Le dossier thématique s’inaugure par une introduction proposée par Alexandre L’Archevêque (membre du comité de rédaction de la revue Filigrane), qui a servi d’argumentaire à l’ensemble de nos auteurs. La suite de cette première partie du dossier fait place à une majorité des conférences proposées lors du colloque. La conférence d’ouverture signée par Jacques André aborde d’un point de vue théorique le caractère distinct de la perspective psychanalytique sur le genre, notamment de par son incontournable référence à l’inconscient.

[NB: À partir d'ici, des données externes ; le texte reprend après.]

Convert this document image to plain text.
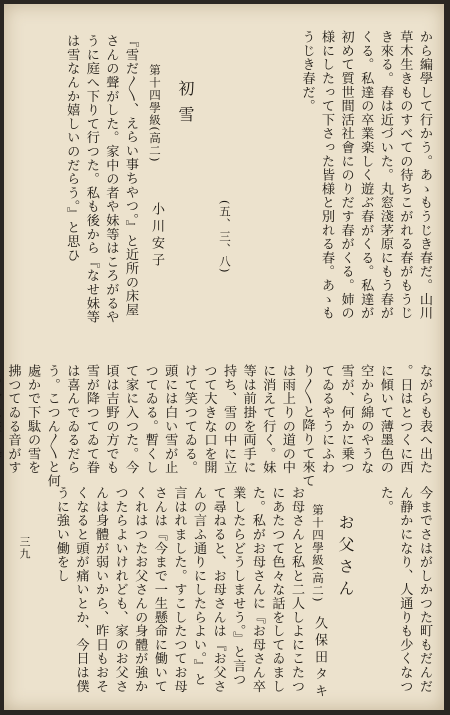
から編學して行かう。あゝもうじき春だ。山川草木生きものすべての待ちこがれる春がもうじき來る。春は近づいた。丸窓淺茅原にもう春がくる。私達の卒業楽しく遊ぶ春がくる。私達が初めて質世間活社會にのりだす春がくる。姉の様にしたって下さった皆様と別れる春。あゝもうじき春だ。
(五、三、八)
初雪
第十四學級(高二)
小川安子
『雪だ〳〵、えらい事ちやつ。』と近所の床屋さんの聲がした。家中の者や妹等はころがるやうに庭へ下りて行つた。私も後から『なせ妹等は雪なんか嬉しいのだらう。』と思ひ
ながらも表へ出た。日はとつくに西に傾いて薄墨色の空から綿のやうな雪が、何かに乗つてゐるやうにふわり〳〵と降りて來ては雨上りの道の中に消えて行く。妹等は前掛を両手に持ち、雪の中に立つて大きな口を開けて笑つてゐる。頭には白い雪が止つてゐる。暫くして家に入つた。今頃は吉野の方でも雪が降つてゐて眷は喜んでゐるだらう。こつん〳〵と何處かで下駄の雪を拂つてゐる音がす
今までさはがしかつた町もだんだん静かになり、人通りも少くなつた。
お父さん
第十四學級(高二)
久保田タキ
お母さんと私と二人しよにこたつにあたつて色々な話をしてゐました。私がお母さんに『お母さん卒業したらどうしませう。』と言つて尋ねると、お母さんは『お父さんの言ふ通りにしたらよい。』と言はれました。すこしたつてお母さんは『今まで一生懸命に働いてくれはつたお父さんの身體が強かつたらよいけれども、家のお父さんは身體が弱いから、昨日もおそくなると頭が痛いとか、今日は僕うに強い働をし
三九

Le généreux commentaire proposé par Dominique Scarfone (discutant de cette conférence) est ensuite présenté, permettant d’affiner la réflexion sur certains thèmes fondamentaux tels le sexuel infantile et le déterminisme inconscient. Le texte de la seconde conférence de Jacques André aborde ensuite de front le concept de bisexualité psychique à la lumière de vignettes cliniques. Pour clore cette première partie du dossier, la riche complémentarité offerte par la perspective phénoménologique est introduite par Denise Médico, clinicienne et chercheure d’expérience auprès des populations trans.

La rubrique Hétéros amène les lecteurs sur un autre terrain, celui des violences sexuelles à l’adolescence. Pascal Roman illustre son propos sur les enjeux narcissiques et identitaires inhérents à cette violence par une vignette clinique étoffée.

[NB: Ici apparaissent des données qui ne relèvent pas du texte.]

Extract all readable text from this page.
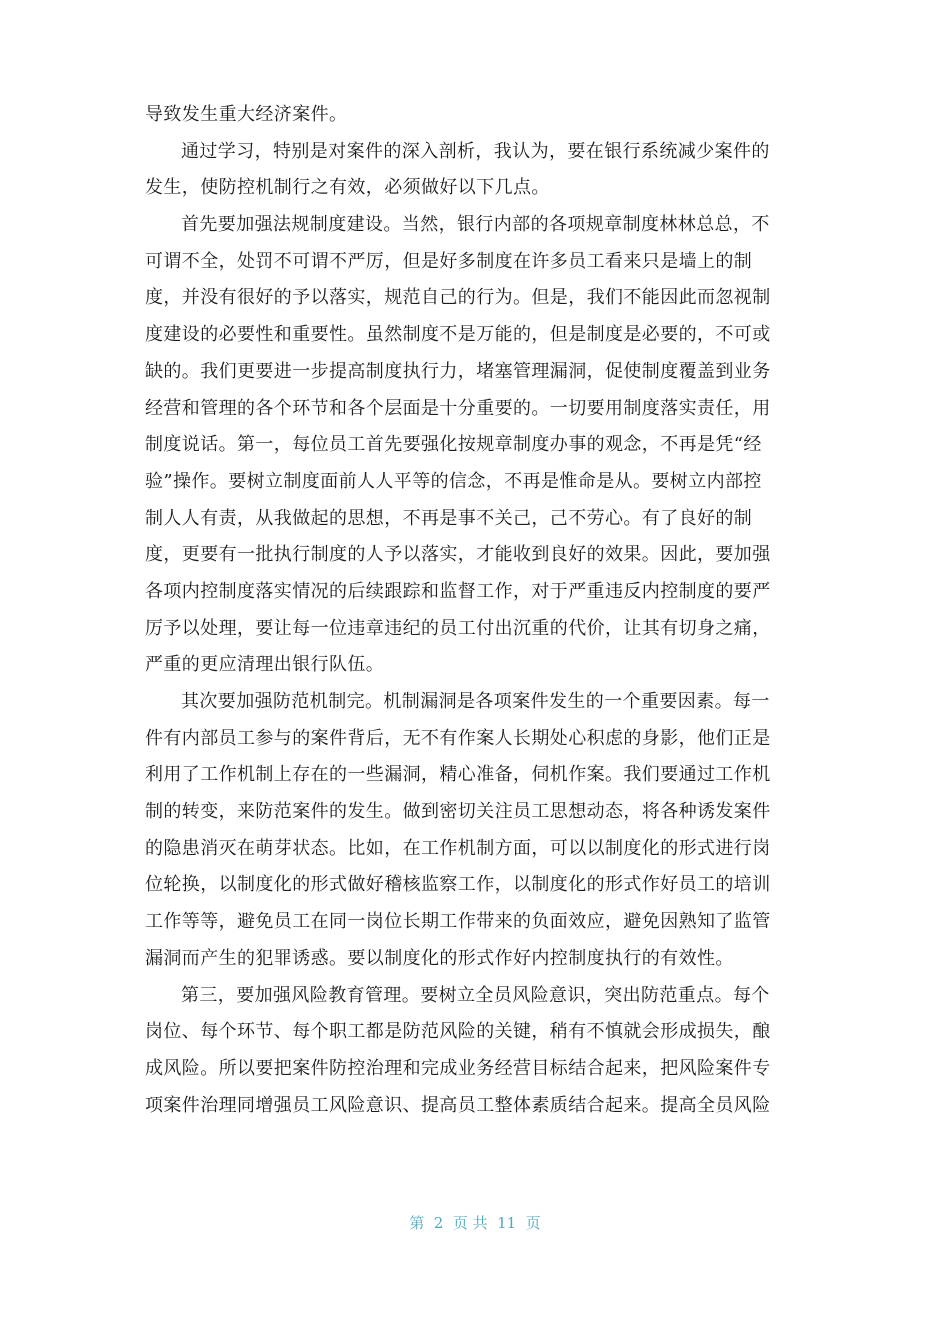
导致发生重大经济案件。
通过学习，特别是对案件的深入剖析，我认为，要在银行系统减少案件的
发生，使防控机制行之有效，必须做好以下几点。
首先要加强法规制度建设。当然，银行内部的各项规章制度林林总总，不
可谓不全，处罚不可谓不严厉，但是好多制度在许多员工看来只是墙上的制
度，并没有很好的予以落实，规范自己的行为。但是，我们不能因此而忽视制
度建设的必要性和重要性。虽然制度不是万能的，但是制度是必要的，不可或
缺的。我们更要进一步提高制度执行力，堵塞管理漏洞，促使制度覆盖到业务
经营和管理的各个环节和各个层面是十分重要的。一切要用制度落实责任，用
制度说话。第一，每位员工首先要强化按规章制度办事的观念，不再是凭“经
验”操作。要树立制度面前人人平等的信念，不再是惟命是从。要树立内部控
制人人有责，从我做起的思想，不再是事不关己，己不劳心。有了良好的制
度，更要有一批执行制度的人予以落实，才能收到良好的效果。因此，要加强
各项内控制度落实情况的后续跟踪和监督工作，对于严重违反内控制度的要严
厉予以处理，要让每一位违章违纪的员工付出沉重的代价，让其有切身之痛，
严重的更应清理出银行队伍。
其次要加强防范机制完。机制漏洞是各项案件发生的一个重要因素。每一
件有内部员工参与的案件背后，无不有作案人长期处心积虑的身影，他们正是
利用了工作机制上存在的一些漏洞，精心准备，伺机作案。我们要通过工作机
制的转变，来防范案件的发生。做到密切关注员工思想动态，将各种诱发案件
的隐患消灭在萌芽状态。比如，在工作机制方面，可以以制度化的形式进行岗
位轮换，以制度化的形式做好稽核监察工作，以制度化的形式作好员工的培训
工作等等，避免员工在同一岗位长期工作带来的负面效应，避免因熟知了监管
漏洞而产生的犯罪诱惑。要以制度化的形式作好内控制度执行的有效性。
第三，要加强风险教育管理。要树立全员风险意识，突出防范重点。每个
岗位、每个环节、每个职工都是防范风险的关键，稍有不慎就会形成损失，酿
成风险。所以要把案件防控治理和完成业务经营目标结合起来，把风险案件专
项案件治理同增强员工风险意识、提高员工整体素质结合起来。提高全员风险
第  2  页 共  11  页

Puis, dans la rubrique Échos, deux courts textes rédigés par Domique Scarfone revisitent de façon originale deux concepts phares pour la psychanalyse : l’inconscient et le statut du savoir.

En terminant, ce numéro fait place à trois articles rédigés par des professeurs de la section psychodynamique du Département de psychologie de l’Université du Québec à Montréal. Ces articles donnent un aperçu de la diversité des points de vue et des travaux d’orientation psychanalytique de ce département qui se démarque par un important contingent de professeurs de cette allégeance. Louis Brunet formalise ici le travail d’une réflexion extensive sur le statut de la psychothérapie d’orientation psychanalytique, Irène Krymko-Bleton aborde la méthodologie de recherche qu’elle a développée dans une perspective psychanalytique inspirée de la linguistique, et finalement, Marie Hazan lève le voile sur une facette méconnue de la vie d’Anna Freud.

Sophie Gilbert

[1] À noter qu’à l’image du colloque de la Revue Filigrane, le Congrès des psychanalystes de langue française de 2019 faisait place également à d’autres disciplines.

 

[2] J’utilise à dessein ce terme ici, afin de désigner le lieu où s’inscrit le malêtre dont il est question. Ce faisant, l’on peut entrevoir de nouveau une source de malentendu. De fait, la souffrance narcissique-identitaire a un entendement bien précis en psychanalyse, notamment à la suite de Roussillon. Comment peut-on témoigner de ce lien, sans plaquer une compréhension pré-formatée sur l’expérience des personnes trans?